Готовлюсь сорваться в очередь за пальто».
«…В этом месяце в прошлом году, вскоре после прибытия на Ленинградский фронт, я ночью взошел на холм и увидел реку огня с запада до самого Ленинграда: это горели наши деревни, дачные поселки и дворцы. Сейчас местонахождение фашистов можно определить „по зареву от их горящих складов и техники. Немцы выдыхаются, а мы крепнем“.»
«…Радуют известия о наступлении на Сталинградском фронте и события в Африке и Италии. Скорей бы весна и форсированный Ла-Манш. Время мое проходит очень быстро, не жизнь, а кинокартина с приключениями.
Ты спрашиваешь, как добраться до меня? Очень просто: прийти на вокзал, когда после войны я приеду за тобой в Ташкент. А пока — ко мне не добраться при всем желании почти никому. Если долго не будет писем, не волнуйся. Путь их труден и сложен. Но как я жду твоих…»
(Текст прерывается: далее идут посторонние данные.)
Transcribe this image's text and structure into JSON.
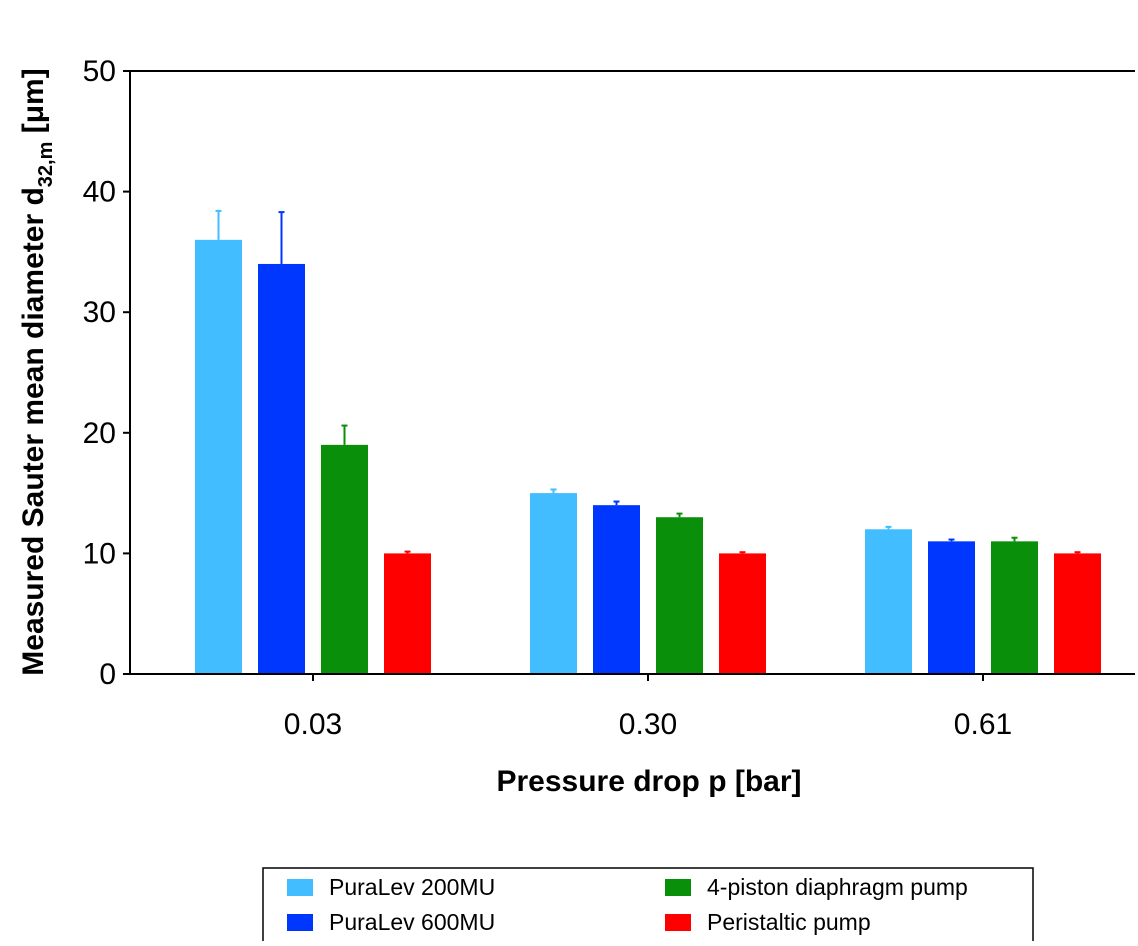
{
  "chart_data": {
    "type": "bar",
    "title": "",
    "xlabel": "Pressure drop p [bar]",
    "ylabel_parts": {
      "prefix": "Measured Sauter mean diameter d",
      "subscript": "32,m",
      "suffix": " [μm]"
    },
    "categories": [
      "0.03",
      "0.30",
      "0.61"
    ],
    "ylim": [
      0,
      50
    ],
    "yticks": [
      0,
      10,
      20,
      30,
      40,
      50
    ],
    "grid": false,
    "error_bars": "upper",
    "legend_position": "bottom",
    "series": [
      {
        "name": "PuraLev 200MU",
        "color": "#42BDFF",
        "values": [
          36,
          15,
          12
        ],
        "errors": [
          2.4,
          0.3,
          0.2
        ]
      },
      {
        "name": "PuraLev 600MU",
        "color": "#0037FF",
        "values": [
          34,
          14,
          11
        ],
        "errors": [
          4.3,
          0.3,
          0.15
        ]
      },
      {
        "name": "4-piston diaphragm pump",
        "color": "#0A8F0A",
        "values": [
          19,
          13,
          11
        ],
        "errors": [
          1.6,
          0.3,
          0.3
        ]
      },
      {
        "name": "Peristaltic pump",
        "color": "#FF0000",
        "values": [
          10,
          10,
          10
        ],
        "errors": [
          0.15,
          0.1,
          0.1
        ]
      }
    ]
  }
}
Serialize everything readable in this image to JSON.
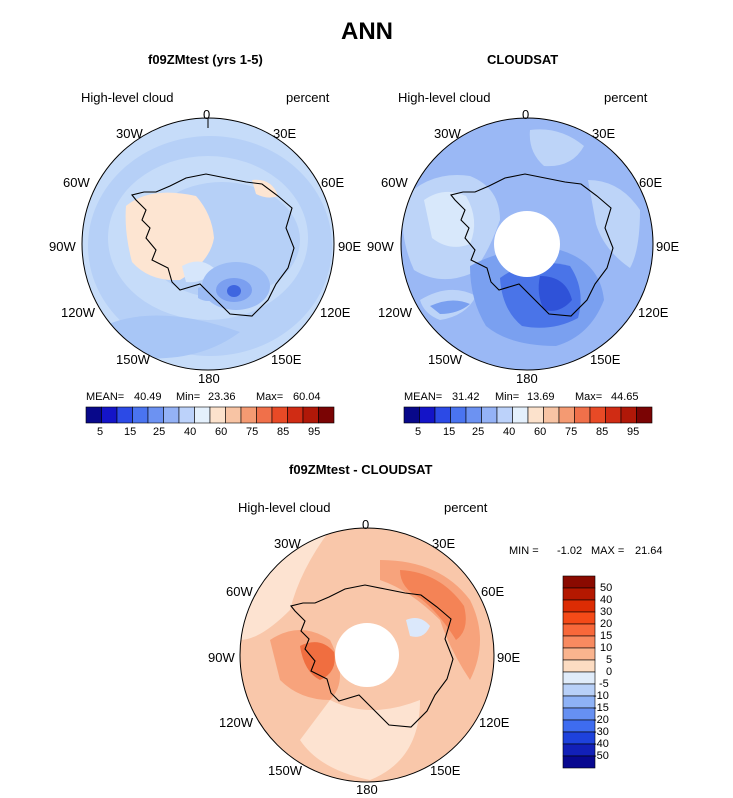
{
  "main_title": "ANN",
  "chart_data": [
    {
      "type": "filled-contour polar map",
      "title": "f09ZMtest (yrs 1-5)",
      "variable": "High-level cloud",
      "units": "percent",
      "lon_labels": [
        "0",
        "30E",
        "60E",
        "90E",
        "120E",
        "150E",
        "180",
        "150W",
        "120W",
        "90W",
        "60W",
        "30W"
      ],
      "stats": {
        "mean_label": "MEAN=",
        "mean": "40.49",
        "min_label": "Min=",
        "min": "23.36",
        "max_label": "Max=",
        "max": "60.04"
      },
      "colorbar_levels": [
        "5",
        "15",
        "25",
        "40",
        "60",
        "75",
        "85",
        "95"
      ],
      "pole_hole": false
    },
    {
      "type": "filled-contour polar map",
      "title": "CLOUDSAT",
      "variable": "High-level cloud",
      "units": "percent",
      "lon_labels": [
        "0",
        "30E",
        "60E",
        "90E",
        "120E",
        "150E",
        "180",
        "150W",
        "120W",
        "90W",
        "60W",
        "30W"
      ],
      "stats": {
        "mean_label": "MEAN=",
        "mean": "31.42",
        "min_label": "Min=",
        "min": "13.69",
        "max_label": "Max=",
        "max": "44.65"
      },
      "colorbar_levels": [
        "5",
        "15",
        "25",
        "40",
        "60",
        "75",
        "85",
        "95"
      ],
      "pole_hole": true
    },
    {
      "type": "filled-contour polar map (difference)",
      "title": "f09ZMtest - CLOUDSAT",
      "variable": "High-level cloud",
      "units": "percent",
      "lon_labels": [
        "0",
        "30E",
        "60E",
        "90E",
        "120E",
        "150E",
        "180",
        "150W",
        "120W",
        "90W",
        "60W",
        "30W"
      ],
      "stats": {
        "min_label": "MIN =",
        "min": "-1.02",
        "max_label": "MAX =",
        "max": "21.64"
      },
      "colorbar_levels": [
        "50",
        "40",
        "30",
        "20",
        "15",
        "10",
        "5",
        "0",
        "-5",
        "-10",
        "-15",
        "-20",
        "-30",
        "-40",
        "-50"
      ],
      "pole_hole": true
    }
  ],
  "colors": {
    "seq_colorbar": [
      "#08088a",
      "#1414c8",
      "#2c4ae6",
      "#4a74f0",
      "#6c92f2",
      "#94b2f6",
      "#bcd2fa",
      "#e4f0fc",
      "#fce2cc",
      "#f8c4a4",
      "#f49a72",
      "#f0704a",
      "#e84a26",
      "#d02c14",
      "#b01808",
      "#7a0404"
    ],
    "diff_colorbar": [
      "#8a0a00",
      "#b41800",
      "#dc2c04",
      "#f44a18",
      "#f8683a",
      "#f88a60",
      "#fab48e",
      "#fcdcc2",
      "#e0ecfa",
      "#b8d0f8",
      "#8eb2f6",
      "#6690f2",
      "#3e6cf0",
      "#1e42dc",
      "#1220b8",
      "#080890"
    ],
    "panel1": {
      "base": "#b6d0f7",
      "ocean_outer": "#c6dcf9",
      "pale": "#d6e6fb",
      "peach": "#fde5d2",
      "mid": "#9cbcf5",
      "dark": "#7b9ff0",
      "darkest": "#3f66e0"
    },
    "panel2": {
      "base": "#9ab8f5",
      "light": "#bdd4f8",
      "pale": "#d8e8fb",
      "mid": "#7aa0f0",
      "dark": "#4a74e8",
      "darkest": "#2f52d8"
    },
    "panel3": {
      "base": "#f9c7aa",
      "light": "#fde3d1",
      "mid": "#f7a37c",
      "dark": "#f48356",
      "darkest": "#f06e40",
      "blue": "#dbe8fb"
    }
  }
}
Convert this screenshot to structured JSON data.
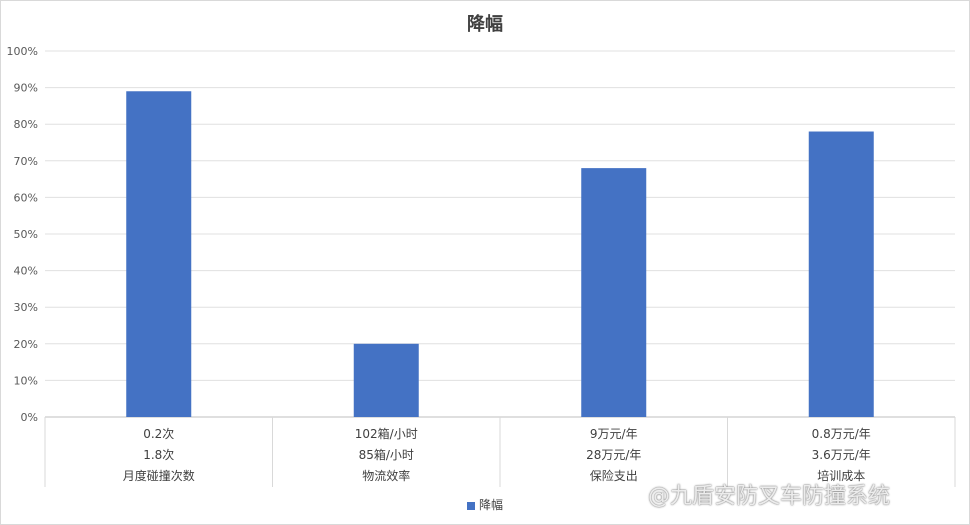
{
  "chart_data": {
    "type": "bar",
    "title": "降幅",
    "categories": [
      [
        "0.2次",
        "1.8次",
        "月度碰撞次数"
      ],
      [
        "102箱/小时",
        "85箱/小时",
        "物流效率"
      ],
      [
        "9万元/年",
        "28万元/年",
        "保险支出"
      ],
      [
        "0.8万元/年",
        "3.6万元/年",
        "培训成本"
      ]
    ],
    "series": [
      {
        "name": "降幅",
        "values": [
          89,
          20,
          68,
          78
        ],
        "color": "#4472c4"
      }
    ],
    "ylim": [
      0,
      100
    ],
    "yticks": [
      "0%",
      "10%",
      "20%",
      "30%",
      "40%",
      "50%",
      "60%",
      "70%",
      "80%",
      "90%",
      "100%"
    ],
    "grid": true,
    "legend_placement": "bottom"
  },
  "watermark": "@九盾安防叉车防撞系统"
}
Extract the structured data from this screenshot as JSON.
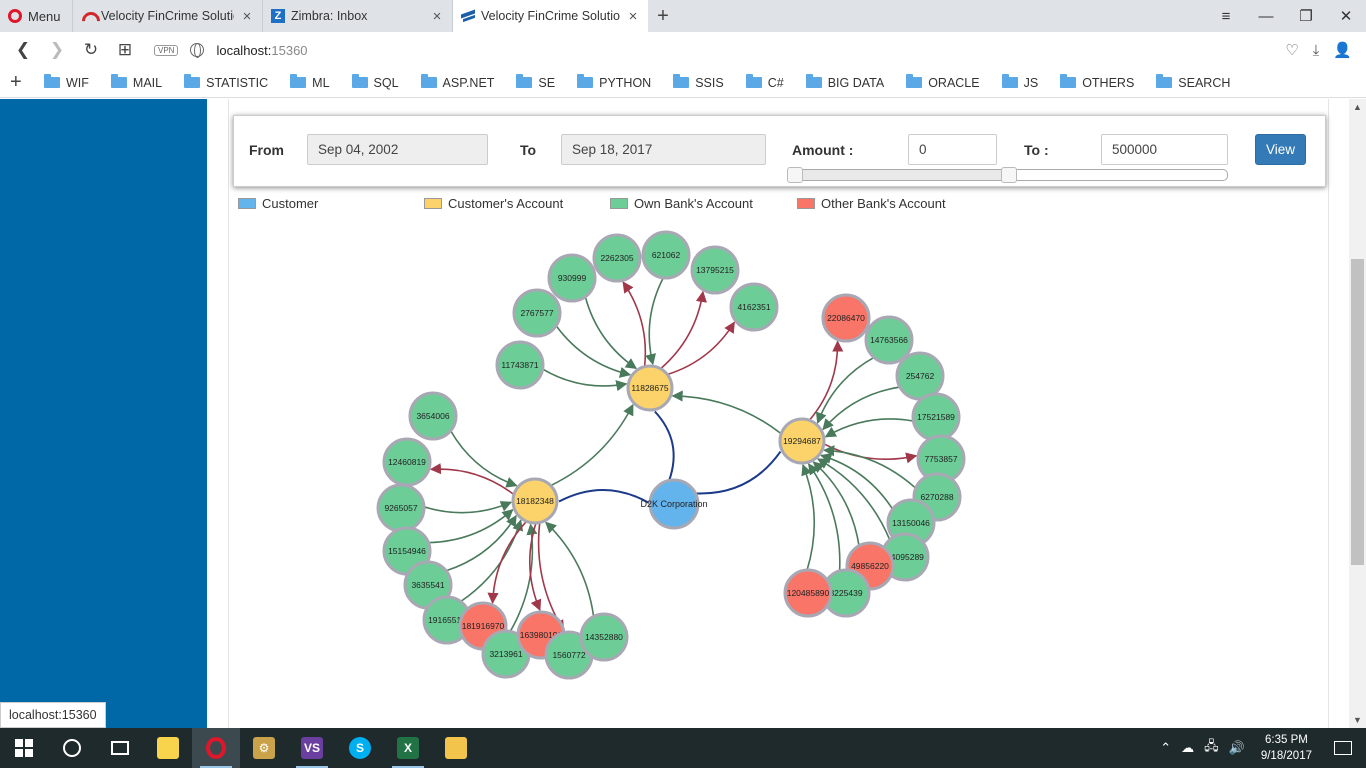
{
  "browser": {
    "menu_label": "Menu",
    "tabs": [
      {
        "title": "Velocity FinCrime Solution",
        "icon": "velocity-arc-icon",
        "active": false
      },
      {
        "title": "Zimbra: Inbox",
        "icon": "zimbra-icon",
        "active": false
      },
      {
        "title": "Velocity FinCrime Solution",
        "icon": "velocity-v-icon",
        "active": true
      }
    ],
    "url_host": "localhost:",
    "url_port": "15360",
    "vpn_label": "VPN",
    "bookmarks": [
      "WIF",
      "MAIL",
      "STATISTIC",
      "ML",
      "SQL",
      "ASP.NET",
      "SE",
      "PYTHON",
      "SSIS",
      "C#",
      "BIG DATA",
      "ORACLE",
      "JS",
      "OTHERS",
      "SEARCH"
    ]
  },
  "filter": {
    "from_label": "From",
    "from_value": "Sep 04, 2002",
    "to_label": "To",
    "to_value": "Sep 18, 2017",
    "amount_label": "Amount :",
    "amount_min": "0",
    "amount_to_label": "To :",
    "amount_max": "500000",
    "view_label": "View",
    "slider_low_fraction": 0.0,
    "slider_high_fraction": 0.5
  },
  "legend": [
    {
      "label": "Customer",
      "color": "#63b3ed"
    },
    {
      "label": "Customer's Account",
      "color": "#fcd36b"
    },
    {
      "label": "Own Bank's Account",
      "color": "#6dcd97"
    },
    {
      "label": "Other Bank's Account",
      "color": "#f87568"
    }
  ],
  "colors": {
    "customer": "#63b3ed",
    "customer_account": "#fcd36b",
    "own_bank": "#6dcd97",
    "other_bank": "#f87568",
    "edge_in": "#4a7a5c",
    "edge_out": "#a0384a",
    "edge_owner": "#1c3a8a"
  },
  "graph": {
    "nodes": [
      {
        "id": "D2K Corporation",
        "type": "customer"
      },
      {
        "id": "11828675",
        "type": "customer_account"
      },
      {
        "id": "18182348",
        "type": "customer_account"
      },
      {
        "id": "19294687",
        "type": "customer_account"
      },
      {
        "id": "2262305",
        "type": "own_bank"
      },
      {
        "id": "621062",
        "type": "own_bank"
      },
      {
        "id": "930999",
        "type": "own_bank"
      },
      {
        "id": "13795215",
        "type": "own_bank"
      },
      {
        "id": "2767577",
        "type": "own_bank"
      },
      {
        "id": "4162351",
        "type": "own_bank"
      },
      {
        "id": "11743871",
        "type": "own_bank"
      },
      {
        "id": "3654006",
        "type": "own_bank"
      },
      {
        "id": "12460819",
        "type": "own_bank"
      },
      {
        "id": "9265057",
        "type": "own_bank"
      },
      {
        "id": "15154946",
        "type": "own_bank"
      },
      {
        "id": "3635541",
        "type": "own_bank"
      },
      {
        "id": "19165510",
        "type": "own_bank"
      },
      {
        "id": "181916970",
        "type": "other_bank"
      },
      {
        "id": "3213961",
        "type": "own_bank"
      },
      {
        "id": "163980190",
        "type": "other_bank"
      },
      {
        "id": "1560772",
        "type": "own_bank"
      },
      {
        "id": "14352880",
        "type": "own_bank"
      },
      {
        "id": "22086470",
        "type": "other_bank"
      },
      {
        "id": "14763566",
        "type": "own_bank"
      },
      {
        "id": "254762",
        "type": "own_bank"
      },
      {
        "id": "17521589",
        "type": "own_bank"
      },
      {
        "id": "7753857",
        "type": "own_bank"
      },
      {
        "id": "6270288",
        "type": "own_bank"
      },
      {
        "id": "13150046",
        "type": "own_bank"
      },
      {
        "id": "14095289",
        "type": "own_bank"
      },
      {
        "id": "49856220",
        "type": "other_bank"
      },
      {
        "id": "8225439",
        "type": "own_bank"
      },
      {
        "id": "120485890",
        "type": "other_bank"
      }
    ],
    "links": [
      {
        "source": "D2K Corporation",
        "target": "11828675",
        "kind": "owner"
      },
      {
        "source": "D2K Corporation",
        "target": "18182348",
        "kind": "owner"
      },
      {
        "source": "D2K Corporation",
        "target": "19294687",
        "kind": "owner"
      },
      {
        "source": "19294687",
        "target": "11828675",
        "kind": "in"
      },
      {
        "source": "18182348",
        "target": "11828675",
        "kind": "in"
      },
      {
        "source": "11743871",
        "target": "11828675",
        "kind": "in"
      },
      {
        "source": "2767577",
        "target": "11828675",
        "kind": "in"
      },
      {
        "source": "930999",
        "target": "11828675",
        "kind": "in"
      },
      {
        "source": "11828675",
        "target": "2262305",
        "kind": "out"
      },
      {
        "source": "621062",
        "target": "11828675",
        "kind": "in"
      },
      {
        "source": "11828675",
        "target": "13795215",
        "kind": "out"
      },
      {
        "source": "11828675",
        "target": "4162351",
        "kind": "out"
      },
      {
        "source": "3654006",
        "target": "18182348",
        "kind": "in"
      },
      {
        "source": "18182348",
        "target": "12460819",
        "kind": "out"
      },
      {
        "source": "9265057",
        "target": "18182348",
        "kind": "in"
      },
      {
        "source": "15154946",
        "target": "18182348",
        "kind": "in"
      },
      {
        "source": "3635541",
        "target": "18182348",
        "kind": "in"
      },
      {
        "source": "19165510",
        "target": "18182348",
        "kind": "in"
      },
      {
        "source": "18182348",
        "target": "181916970",
        "kind": "out"
      },
      {
        "source": "3213961",
        "target": "18182348",
        "kind": "in"
      },
      {
        "source": "18182348",
        "target": "163980190",
        "kind": "out"
      },
      {
        "source": "18182348",
        "target": "1560772",
        "kind": "out"
      },
      {
        "source": "14352880",
        "target": "18182348",
        "kind": "in"
      },
      {
        "source": "19294687",
        "target": "22086470",
        "kind": "out"
      },
      {
        "source": "14763566",
        "target": "19294687",
        "kind": "in"
      },
      {
        "source": "254762",
        "target": "19294687",
        "kind": "in"
      },
      {
        "source": "17521589",
        "target": "19294687",
        "kind": "in"
      },
      {
        "source": "19294687",
        "target": "7753857",
        "kind": "out"
      },
      {
        "source": "6270288",
        "target": "19294687",
        "kind": "in"
      },
      {
        "source": "13150046",
        "target": "19294687",
        "kind": "in"
      },
      {
        "source": "14095289",
        "target": "19294687",
        "kind": "in"
      },
      {
        "source": "49856220",
        "target": "19294687",
        "kind": "in"
      },
      {
        "source": "8225439",
        "target": "19294687",
        "kind": "in"
      },
      {
        "source": "120485890",
        "target": "19294687",
        "kind": "in"
      }
    ]
  },
  "status_url": "localhost:15360",
  "taskbar": {
    "apps": [
      "start-icon",
      "cortana-icon",
      "task-view-icon",
      "sticky-notes-icon",
      "opera-icon",
      "tools-icon",
      "visual-studio-icon",
      "skype-icon",
      "excel-icon",
      "file-explorer-icon"
    ],
    "time": "6:35 PM",
    "date": "9/18/2017"
  }
}
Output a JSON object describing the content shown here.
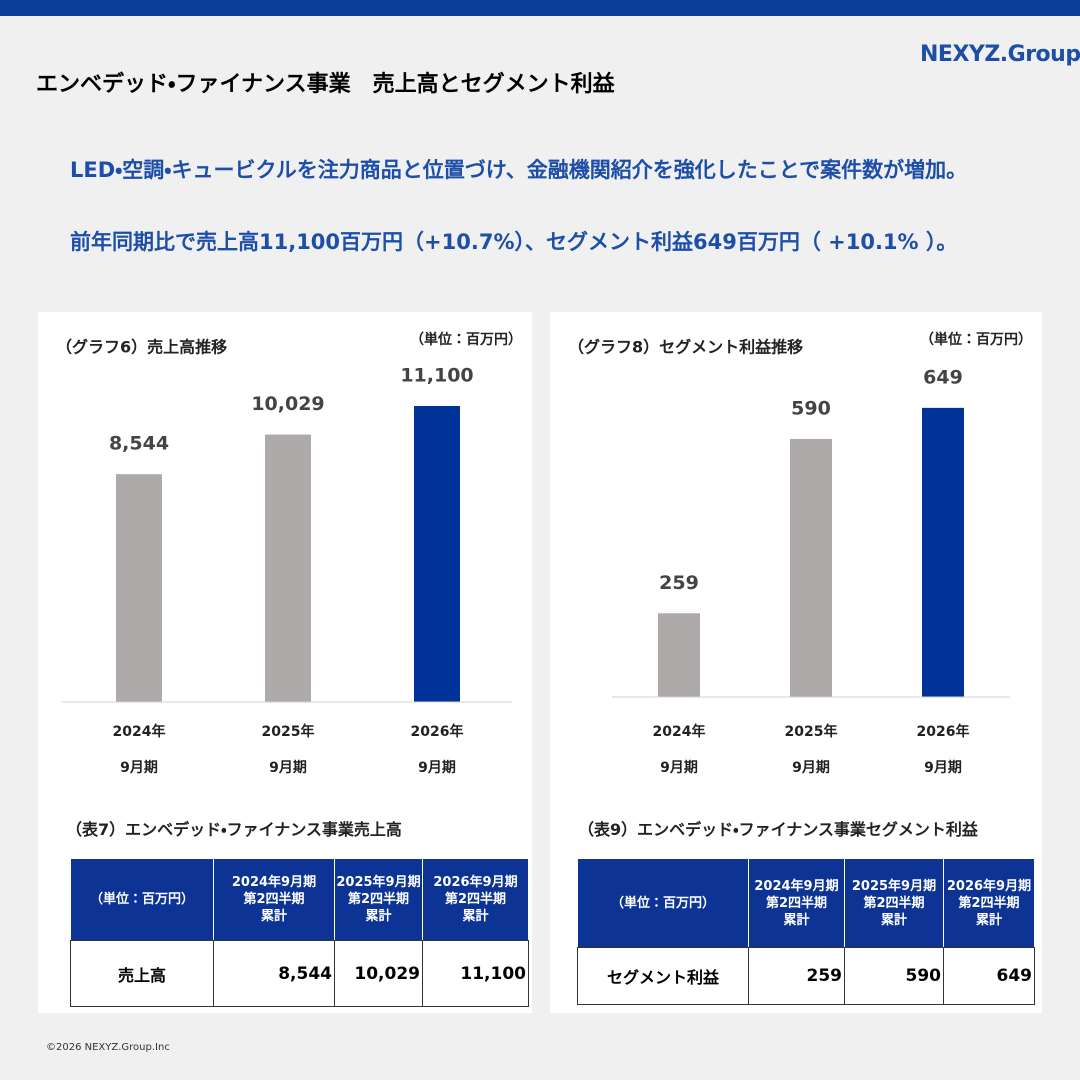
{
  "header": {
    "title": "エンベデッド・ファイナンス事業　売上高とセグメント利益",
    "logo": "NEXYZ.Group"
  },
  "message": [
    "LED・空調・キュービクルを注力商品と位置づけ、金融機関紹介を強化したことで案件数が増加。",
    "前年同期比で売上高11,100百万円（+10.7%）、セグメント利益649百万円（ +10.1% ）。"
  ],
  "chart_data": [
    {
      "type": "bar",
      "title": "（グラフ6）売上高推移",
      "unit": "（単位：百万円）",
      "categories": [
        [
          "2024年",
          "9月期"
        ],
        [
          "2025年",
          "9月期"
        ],
        [
          "2026年",
          "9月期"
        ]
      ],
      "values": [
        8544,
        10029,
        11100
      ],
      "value_labels": [
        "8,544",
        "10,029",
        "11,100"
      ],
      "colors": [
        "#aeaaaa",
        "#aeaaaa",
        "#003399"
      ],
      "ylim": [
        0,
        12000
      ]
    },
    {
      "type": "bar",
      "title": "（グラフ8）セグメント利益推移",
      "unit": "（単位：百万円）",
      "categories": [
        [
          "2024年",
          "9月期"
        ],
        [
          "2025年",
          "9月期"
        ],
        [
          "2026年",
          "9月期"
        ]
      ],
      "values": [
        259,
        590,
        649
      ],
      "colors": [
        "#aeaaaa",
        "#aeaaaa",
        "#003399"
      ],
      "ylim": [
        100,
        700
      ]
    }
  ],
  "tables": [
    {
      "title": "（表7）エンベデッド・ファイナンス事業売上高",
      "header": [
        [
          "（単位：百万円）"
        ],
        [
          "2024年9月期",
          "第2四半期",
          "累計"
        ],
        [
          "2025年9月期",
          "第2四半期",
          "累計"
        ],
        [
          "2026年9月期",
          "第2四半期",
          "累計"
        ]
      ],
      "rows": [
        [
          "売上高",
          "8,544",
          "10,029",
          "11,100"
        ]
      ]
    },
    {
      "title": "（表9）エンベデッド・ファイナンス事業セグメント利益",
      "header": [
        [
          "（単位：百万円）"
        ],
        [
          "2024年9月期",
          "第2四半期",
          "累計"
        ],
        [
          "2025年9月期",
          "第2四半期",
          "累計"
        ],
        [
          "2026年9月期",
          "第2四半期",
          "累計"
        ]
      ],
      "rows": [
        [
          "セグメント利益",
          "259",
          "590",
          "649"
        ]
      ]
    }
  ],
  "footer": "©2026 NEXYZ.Group.Inc"
}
«…Получил от тебя поздравительное письмо как раз, когда поднял „бокал“. Выпил за нашу встречу. Хочу верить, как и ты, что Новый, сорок третий, будет годом конца войны, кончины гитлеризма.
Я по-прежнему нахожусь в совершенно мирных и культурных условиях. Положение наше стабилизировалось. Поэтому так долго и неаккуратно идут письма.
Зима установилась теплая. Больше 15° мороза не было.
Победы на других фронтах радостны. Спасибо Левушке за подробный их анализ и прогноз на будущее, со!ласно шахматной теории. От себя добавлю: похоже все-таки, что Гитлер не сдастся заблаговременно, а будет играть, пока не получит мат. Поздравляю Левушку с выпуском прибора».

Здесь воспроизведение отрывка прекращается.